Neuord­nung des Balkans?

Durch eine Neuzie­hung der Grenzen auf dem Balkan könnte die Büchse der Pandora geöffnet werden

Zoltán Kottász

- Die Neuzie­hung der Grenzen des West­bal­kans würde von den Groß­mächten sicher­lich nicht unter­stützt werden, da dies die Büchse der Pandora öffnen würde. Tibor Ördögh, Assis­tenz­pro­fessor an der Natio­nalen Univer­sität für den Öffent­li­chen Dienst, reagierte auf die Nach­richt in der Presse, dass Slowe­nien, das ab Juli die EU-Rats­prä­si­dent­schaft inne­haben wird, einen Gebiets­tausch auf dem West­balkan vorge­schlagen hat.
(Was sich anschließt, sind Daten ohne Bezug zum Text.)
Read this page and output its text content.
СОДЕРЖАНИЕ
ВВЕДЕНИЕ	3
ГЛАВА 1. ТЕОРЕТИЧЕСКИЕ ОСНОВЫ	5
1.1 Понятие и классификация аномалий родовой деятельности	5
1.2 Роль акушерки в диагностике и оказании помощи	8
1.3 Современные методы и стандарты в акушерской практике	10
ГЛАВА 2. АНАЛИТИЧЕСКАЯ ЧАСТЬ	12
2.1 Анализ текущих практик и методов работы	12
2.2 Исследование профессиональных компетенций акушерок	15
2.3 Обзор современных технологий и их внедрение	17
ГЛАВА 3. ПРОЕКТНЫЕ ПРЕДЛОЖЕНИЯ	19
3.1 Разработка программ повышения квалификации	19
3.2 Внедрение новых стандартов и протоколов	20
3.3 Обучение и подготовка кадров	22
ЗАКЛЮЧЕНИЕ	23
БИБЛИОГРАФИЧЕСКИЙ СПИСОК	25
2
Ein in der slowe­ni­schen Presse veröf­fent­lichtes „inof­fi­zi­elles“ Doku­ment der slowe­ni­schen Regie­rung – angeb­lich von Premier­mi­nister Janez Janša an den Präsi­denten des Euro­päi­schen Rates, Charles Michel, Anfang des Jahres geschickt – schlägt vor, die Grenzen in der Region neu zu ziehen, und argu­men­tiert, dass ohne eine Lösung der ausste­henden ethni­schen und terri­to­rialen Strei­tig­keiten die EU-Inte­gra­tion der Länder in der Region ein Traum bleiben wird. Nach ihrem Vorschlag könnte sich der von Alba­nern bewohnte Kosovo an Alba­nien und die Repu­blika Srpska an Serbien anschließen. – 95% der Bevöl­ke­rung des Kosovo wollen die Verei­ni­gung mit Alba­nien. Ähnlich ist die Situa­tion in Alba­nien. Und es gibt de facto keine Grenze zwischen den beiden, so wird betont.

Die von Kroaten bewohnten bosni­schen Gebiete würden an Kroa­tien ange­glie­dert, was der bosni­schen Bevöl­ke­rung die Möglich­keit gäbe, selbst zu entscheiden, ob sie der EU oder der Türkei beitreten will, die unter der musli­mi­schen Bevöl­ke­rung immer mehr an Einfluss gewinnt. Bosnien hat insge­samt fünf Präsi­denten, 14 Parla­mente und 136 Minister – das Dayton-Abkommen von 1995, das den Krieg been­dete, been­dete zwar den bewaff­neten Konflikt, ließ das ethnisch geteilte Land aber unregierbar.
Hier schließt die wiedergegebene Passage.